According to its Mortgage Purchase Index for the first quarter of 2009, Legal & General says that 72 per cent of residential borrowers opted for a fixed rate mortgage
, compared to 65 per cent in the last quarter of 2008.
The buy-to-let mortgage
sector also saw a rise in the popularity of fixed rate deals from Q1 2009 to Q4 2008, with 68 per cent of customers opting to fix their interest rate, up from 43 per cent in the previous quarter.
Just 30 per cent of borrowers chose a variable rate mortgage in the first quarter of this year, compared to 56 per cent in the last quarter of 2008.
The analysis from L&G suggests that borrowers do not expect the Bank of England to cut interest rates much further. They are already at a record low of 0.5 per cent, and some lenders have brought their rates down accordingly, lowering the cost of fixed rate mortgages.
The average cost of a two year fixed rate mortgage
was 4.78 per cent in Q1, down from 5.90 per cent in Q3 2008, while the average three year fixed rate mortgage is down from 6.30 per cent to 5.41 per cent.
"Since we started producing these reports in early 2008, the popularity of fixed rates has swung wildly," said Stephen Smith, director of housing at Legal & General. "Fixed rate pricing has only really stared to come down in the past few months, and even then only for those borrowers with a hefty deposit.
"The gap between what you'd pay with a 40 per cent deposit compared to what you'd pay with a five per cent deposit is still significant. However, fixed rates are very much back in favour, partly because lenders have been increasing the margins on their new tracker mortgages."
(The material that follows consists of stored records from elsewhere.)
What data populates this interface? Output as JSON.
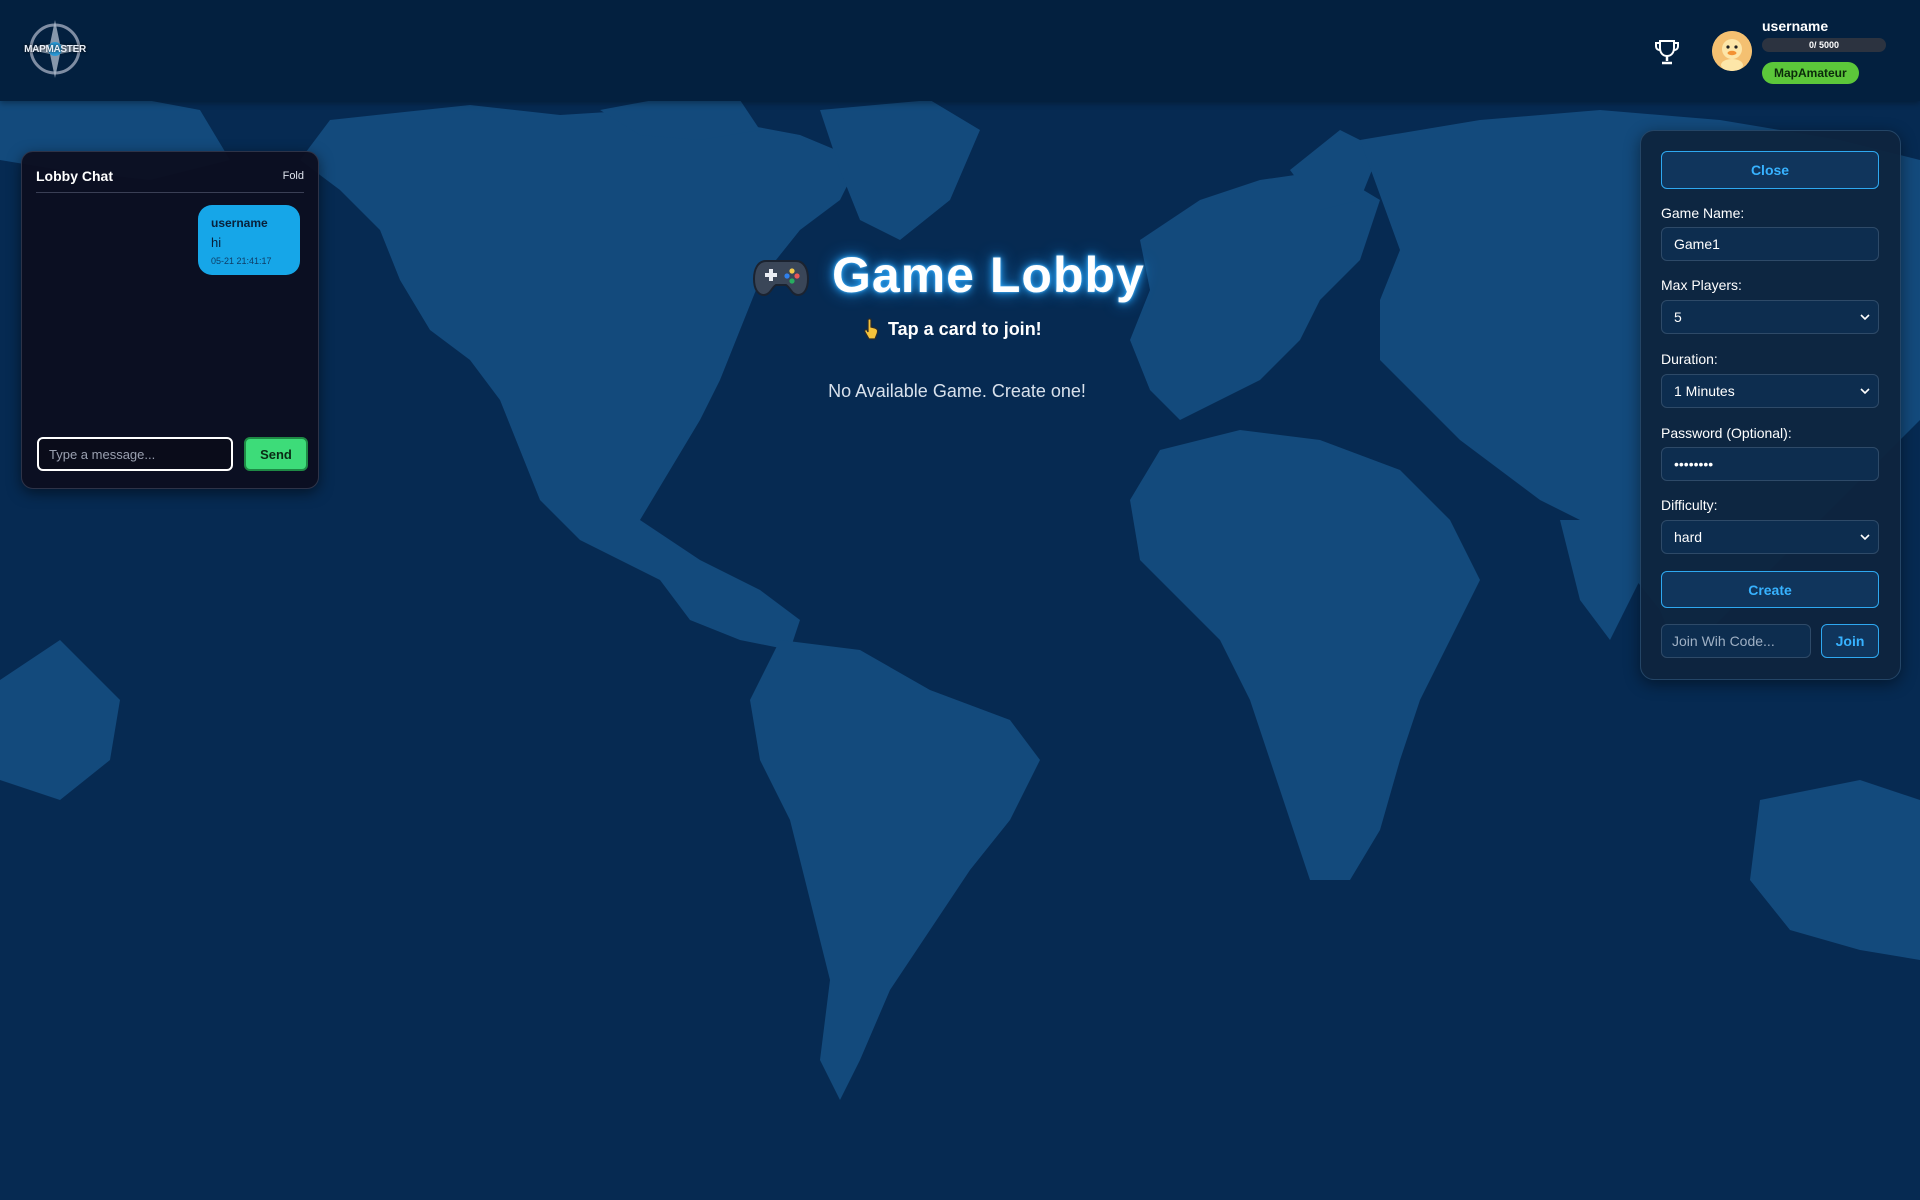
{
  "header": {
    "logo_text": "MAPMASTER",
    "username": "username",
    "xp_text": "0/ 5000",
    "xp_progress": 0,
    "rank": "MapAmateur"
  },
  "chat": {
    "title": "Lobby Chat",
    "fold_label": "Fold",
    "messages": [
      {
        "user": "username",
        "text": "hi",
        "time": "05-21 21:41:17"
      }
    ],
    "input_placeholder": "Type a message...",
    "send_label": "Send"
  },
  "main": {
    "title": "Game Lobby",
    "subtitle": "Tap a card to join!",
    "empty_text": "No Available Game. Create one!"
  },
  "create_panel": {
    "close_label": "Close",
    "game_name_label": "Game Name:",
    "game_name_value": "Game1",
    "max_players_label": "Max Players:",
    "max_players_value": "5",
    "duration_label": "Duration:",
    "duration_value": "1 Minutes",
    "password_label": "Password (Optional):",
    "password_value": "••••••••",
    "difficulty_label": "Difficulty:",
    "difficulty_value": "hard",
    "create_label": "Create",
    "join_code_placeholder": "Join Wih Code...",
    "join_label": "Join"
  },
  "colors": {
    "background": "#062a52",
    "header": "#03203f",
    "accent": "#37b2ff",
    "chat_bubble": "#16a6e8",
    "send_button": "#3ddc79",
    "rank_badge": "#5cc73a"
  },
  "icons": {
    "trophy": "trophy-icon",
    "gamepad": "gamepad-icon",
    "pointer": "pointing-hand-icon",
    "avatar": "duck-avatar"
  }
}
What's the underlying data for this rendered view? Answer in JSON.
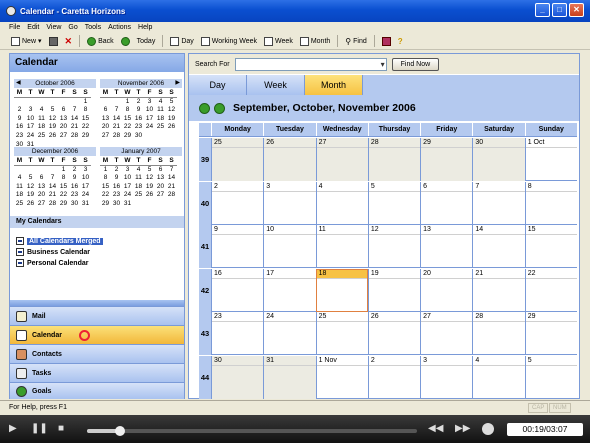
{
  "window": {
    "title": "Calendar - Caretta Horizons",
    "min": "_",
    "max": "□",
    "close": "✕"
  },
  "menu": [
    "File",
    "Edit",
    "View",
    "Go",
    "Tools",
    "Actions",
    "Help"
  ],
  "toolbar": {
    "new": "New",
    "back": "Back",
    "today": "Today",
    "day": "Day",
    "working_week": "Working Week",
    "week": "Week",
    "month": "Month",
    "find": "Find"
  },
  "left": {
    "header": "Calendar",
    "mini_calendars": [
      {
        "month": "October 2006",
        "days": [
          "",
          "",
          "",
          "",
          "",
          "",
          "1",
          "2",
          "3",
          "4",
          "5",
          "6",
          "7",
          "8",
          "9",
          "10",
          "11",
          "12",
          "13",
          "14",
          "15",
          "16",
          "17",
          "18",
          "19",
          "20",
          "21",
          "22",
          "23",
          "24",
          "25",
          "26",
          "27",
          "28",
          "29",
          "30",
          "31"
        ]
      },
      {
        "month": "November 2006",
        "days": [
          "",
          "",
          "1",
          "2",
          "3",
          "4",
          "5",
          "6",
          "7",
          "8",
          "9",
          "10",
          "11",
          "12",
          "13",
          "14",
          "15",
          "16",
          "17",
          "18",
          "19",
          "20",
          "21",
          "22",
          "23",
          "24",
          "25",
          "26",
          "27",
          "28",
          "29",
          "30"
        ]
      },
      {
        "month": "December 2006",
        "days": [
          "",
          "",
          "",
          "",
          "1",
          "2",
          "3",
          "4",
          "5",
          "6",
          "7",
          "8",
          "9",
          "10",
          "11",
          "12",
          "13",
          "14",
          "15",
          "16",
          "17",
          "18",
          "19",
          "20",
          "21",
          "22",
          "23",
          "24",
          "25",
          "26",
          "27",
          "28",
          "29",
          "30",
          "31"
        ]
      },
      {
        "month": "January 2007",
        "days": [
          "1",
          "2",
          "3",
          "4",
          "5",
          "6",
          "7",
          "8",
          "9",
          "10",
          "11",
          "12",
          "13",
          "14",
          "15",
          "16",
          "17",
          "18",
          "19",
          "20",
          "21",
          "22",
          "23",
          "24",
          "25",
          "26",
          "27",
          "28",
          "29",
          "30",
          "31"
        ]
      }
    ],
    "weekday_letters": [
      "M",
      "T",
      "W",
      "T",
      "F",
      "S",
      "S"
    ],
    "my_calendars_title": "My Calendars",
    "my_calendars": [
      "All Calendars Merged",
      "Business Calendar",
      "Personal Calendar"
    ],
    "nav": [
      "Mail",
      "Calendar",
      "Contacts",
      "Tasks",
      "Goals"
    ]
  },
  "search": {
    "label": "Search For",
    "button": "Find Now",
    "value": ""
  },
  "tabs": [
    "Day",
    "Week",
    "Month"
  ],
  "range_title": "September, October, November 2006",
  "weekdays": [
    "Monday",
    "Tuesday",
    "Wednesday",
    "Thursday",
    "Friday",
    "Saturday",
    "Sunday"
  ],
  "weeks": [
    {
      "num": "39",
      "days": [
        "25",
        "26",
        "27",
        "28",
        "29",
        "30",
        "1 Oct"
      ]
    },
    {
      "num": "40",
      "days": [
        "2",
        "3",
        "4",
        "5",
        "6",
        "7",
        "8"
      ]
    },
    {
      "num": "41",
      "days": [
        "9",
        "10",
        "11",
        "12",
        "13",
        "14",
        "15"
      ]
    },
    {
      "num": "42",
      "days": [
        "16",
        "17",
        "18",
        "19",
        "20",
        "21",
        "22"
      ]
    },
    {
      "num": "43",
      "days": [
        "23",
        "24",
        "25",
        "26",
        "27",
        "28",
        "29"
      ]
    },
    {
      "num": "44",
      "days": [
        "30",
        "31",
        "1 Nov",
        "2",
        "3",
        "4",
        "5"
      ]
    }
  ],
  "status": {
    "text": "For Help, press F1",
    "cap": "CAP",
    "num": "NUM"
  },
  "player": {
    "timecode": "00:19/03:07",
    "progress": 0.1
  }
}
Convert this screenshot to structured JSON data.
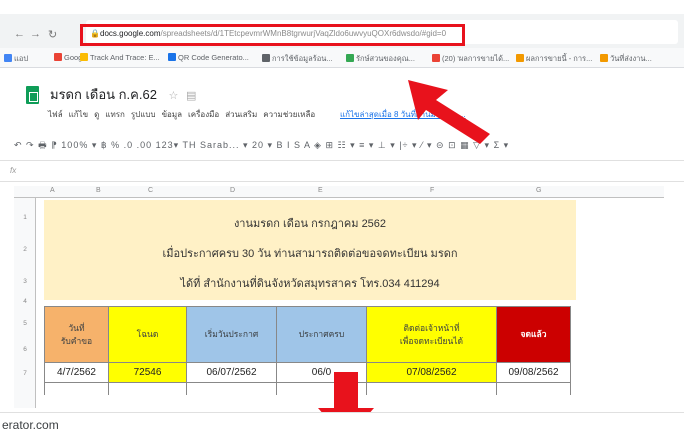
{
  "browser": {
    "url_host": "docs.google.com",
    "url_path": "/spreadsheets/d/1TEtcpevmrWMnB8tgrwurjVaqZldo6uwvyuQOXr6dwsdo/#gid=0",
    "bookmarks": [
      {
        "label": "แอป",
        "color": "#4285f4"
      },
      {
        "label": "Google",
        "color": "#ea4335"
      },
      {
        "label": "Track And Trace: E...",
        "color": "#fbbc04"
      },
      {
        "label": "QR Code Generato...",
        "color": "#1a73e8"
      },
      {
        "label": "การใช้ข้อมูลร้อน...",
        "color": "#5f6368"
      },
      {
        "label": "รักษ์สวนของคุณ...",
        "color": "#34a853"
      },
      {
        "label": "(20) 'ผลการขายได้...",
        "color": "#ea4335"
      },
      {
        "label": "ผลการขายนี้ - การ...",
        "color": "#f29900"
      },
      {
        "label": "วันที่ส่งงาน...",
        "color": "#f29900"
      }
    ]
  },
  "doc": {
    "title": "มรดก เดือน ก.ค.62",
    "menu": [
      "ไฟล์",
      "แก้ไข",
      "ดู",
      "แทรก",
      "รูปแบบ",
      "ข้อมูล",
      "เครื่องมือ",
      "ส่วนเสริม",
      "ความช่วยเหลือ"
    ],
    "last_edit": "แก้ไขล่าสุดเมื่อ 8 วันที่ผ่านมา โดย ...",
    "toolbar_text": "↶ ↷ 🖶 ⁋  100% ▾  ฿  %  .0  .00  123▾  TH Sarab... ▾  20 ▾  B  I  S  A  ◈  ⊞  ☷ ▾  ≡ ▾  ⊥ ▾  |÷ ▾  ⁄ ▾  ⊝  ⊡  ▦  ▽ ▾  Σ ▾",
    "fx": "fx"
  },
  "banner": {
    "line1": "งานมรดก เดือน กรกฎาคม 2562",
    "line2": "เมื่อประกาศครบ 30 วัน ท่านสามารถติดต่อขอจดทะเบียน มรดก",
    "line3": "ได้ที่ สำนักงานที่ดินจังหวัดสมุทรสาคร โทร.034 411294"
  },
  "table": {
    "headers": [
      {
        "label": "วันที่\nรับคำขอ",
        "bg": "#f6b26b"
      },
      {
        "label": "โฉนด",
        "bg": "#ffff00"
      },
      {
        "label": "เริ่มวันประกาศ",
        "bg": "#9fc5e8"
      },
      {
        "label": "ประกาศครบ",
        "bg": "#9fc5e8"
      },
      {
        "label": "ติดต่อเจ้าหน้าที่\nเพื่อจดทะเบียนได้",
        "bg": "#ffff00"
      },
      {
        "label": "จดแล้ว",
        "bg": "#cc0000"
      }
    ],
    "row1": [
      "4/7/2562",
      "72546",
      "06/07/2562",
      "06/0",
      "07/08/2562",
      "09/08/2562"
    ],
    "row1_colors": [
      "#ffffff",
      "#ffff00",
      "#ffffff",
      "#ffffff",
      "#ffff00",
      "#ffffff"
    ]
  },
  "footer": {
    "text": "erator.com"
  },
  "colors": {
    "highlight": "#e8121c",
    "arrow": "#e8121c",
    "banner_bg": "#fff1c6"
  }
}
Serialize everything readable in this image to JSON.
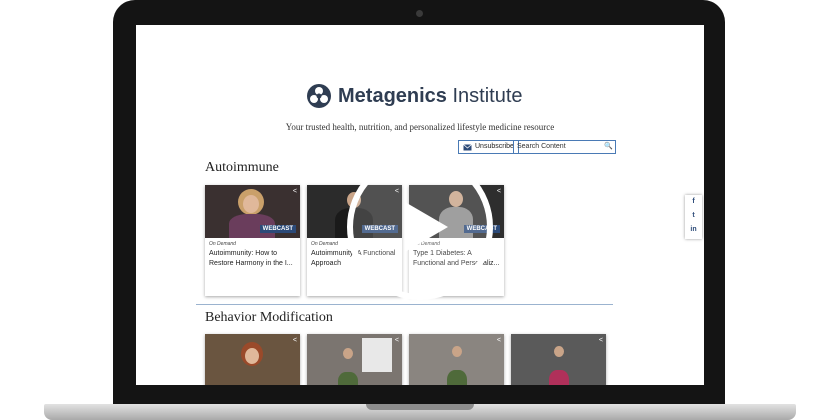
{
  "brand": {
    "name_bold": "Metagenics",
    "name_regular": " Institute"
  },
  "tagline": "Your trusted health, nutrition, and personalized lifestyle medicine resource",
  "unsubscribe_label": "Unsubscribe",
  "search": {
    "placeholder": "Search Content"
  },
  "sections": [
    {
      "title": "Autoimmune",
      "cards": [
        {
          "badge": "WEBCAST",
          "ondemand": "On Demand",
          "title": "Autoimmunity: How to Restore Harmony in the I..."
        },
        {
          "badge": "WEBCAST",
          "ondemand": "On Demand",
          "title": "Autoimmunity: A Functional Approach"
        },
        {
          "badge": "WEBCAST",
          "ondemand": "On Demand",
          "title": "Type 1 Diabetes: A Functional and Personaliz..."
        }
      ]
    },
    {
      "title": "Behavior Modification"
    }
  ],
  "social": {
    "facebook": "f",
    "twitter": "t",
    "linkedin": "in"
  },
  "icons": {
    "play": "play-icon",
    "share": "share-icon",
    "search": "search-icon",
    "email": "email-icon"
  }
}
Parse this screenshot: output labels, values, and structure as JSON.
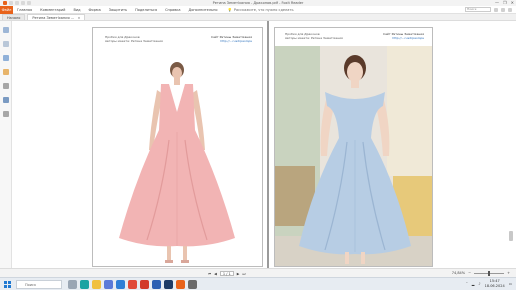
{
  "window": {
    "title": "Ретина Земетіхания - Драконов.pdf - Foxit Reader",
    "controls": [
      "—",
      "❐",
      "✕"
    ]
  },
  "ribbon": {
    "file_label": "Файл",
    "tabs": [
      "Главная",
      "Комментарий",
      "Вид",
      "Форма",
      "Защитить",
      "Поделиться",
      "Справка",
      "Дополнительно"
    ],
    "tell_me": "Расскажите, что нужно сделать",
    "search_placeholder": "Поиск"
  },
  "doc_tabs": [
    {
      "label": "Начало",
      "active": false
    },
    {
      "label": "Ретина Земетіхания ...",
      "active": true
    }
  ],
  "pages": {
    "left": {
      "header_left": [
        "Пробки для Драконов",
        "Авторы макета: Ретина Земетіхания"
      ],
      "header_right": [
        "Сайт Ретины Земетіхания",
        "http://...rusdrpaolops"
      ]
    },
    "right": {
      "header_left": [
        "Пробки для Драконов",
        "Авторы макета: Ретина Земетіхания"
      ],
      "header_right": [
        "Сайт Ретины Земетіхания",
        "http://...rusdrpaolops"
      ]
    }
  },
  "statusbar": {
    "page_indicator": "1 / 1",
    "zoom": "74,84%"
  },
  "taskbar": {
    "search_placeholder": "Поиск",
    "clock_time": "15:47",
    "clock_date": "18.06.2024"
  },
  "colors": {
    "accent": "#e8631b",
    "pink_dress": "#f2b4b4",
    "blue_dress": "#b7cde4",
    "link": "#2a6fbb"
  }
}
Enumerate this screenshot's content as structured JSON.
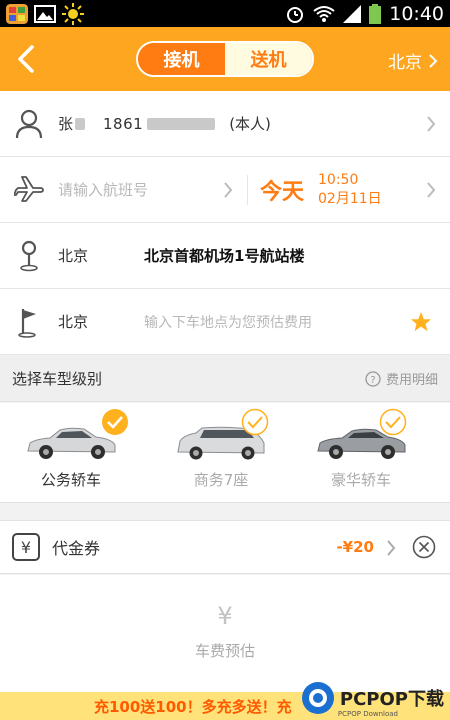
{
  "status_bar": {
    "time": "10:40"
  },
  "header": {
    "tab_pickup": "接机",
    "tab_dropoff": "送机",
    "city": "北京",
    "colors": {
      "header_bg": "#ffa620",
      "accent": "#ff7c12"
    }
  },
  "passenger": {
    "name": "张",
    "phone": "1861",
    "self_tag": "(本人)"
  },
  "flight": {
    "placeholder": "请输入航班号",
    "day": "今天",
    "time": "10:50",
    "date": "02月11日"
  },
  "pickup": {
    "city": "北京",
    "location": "北京首都机场1号航站楼"
  },
  "dropoff": {
    "city": "北京",
    "placeholder": "输入下车地点为您预估费用"
  },
  "car_section": {
    "title": "选择车型级别",
    "fee_detail": "费用明细"
  },
  "cars": [
    {
      "label": "公务轿车",
      "selected": true
    },
    {
      "label": "商务7座",
      "selected": false
    },
    {
      "label": "豪华轿车",
      "selected": false
    }
  ],
  "voucher": {
    "icon": "¥",
    "label": "代金券",
    "amount": "-¥20"
  },
  "estimate": {
    "icon": "¥",
    "label": "车费预估"
  },
  "banner": {
    "text": "充100送100！多充多送！充"
  },
  "watermark": {
    "text": "PCPOP下载",
    "sub": "PCPOP Download"
  }
}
Mr Smith added that the challenge facing mortgage advisers now is convincing a borrower on a low SVR that remortgaging to a higher fixed rate is a good idea as it will "insure against the inevitable rate increases which the Bank of England will instigate at some point to combat the threat of inflation.
"This all understandably seems a very long way off for the average homeowner," he added, "but is worth thinking about."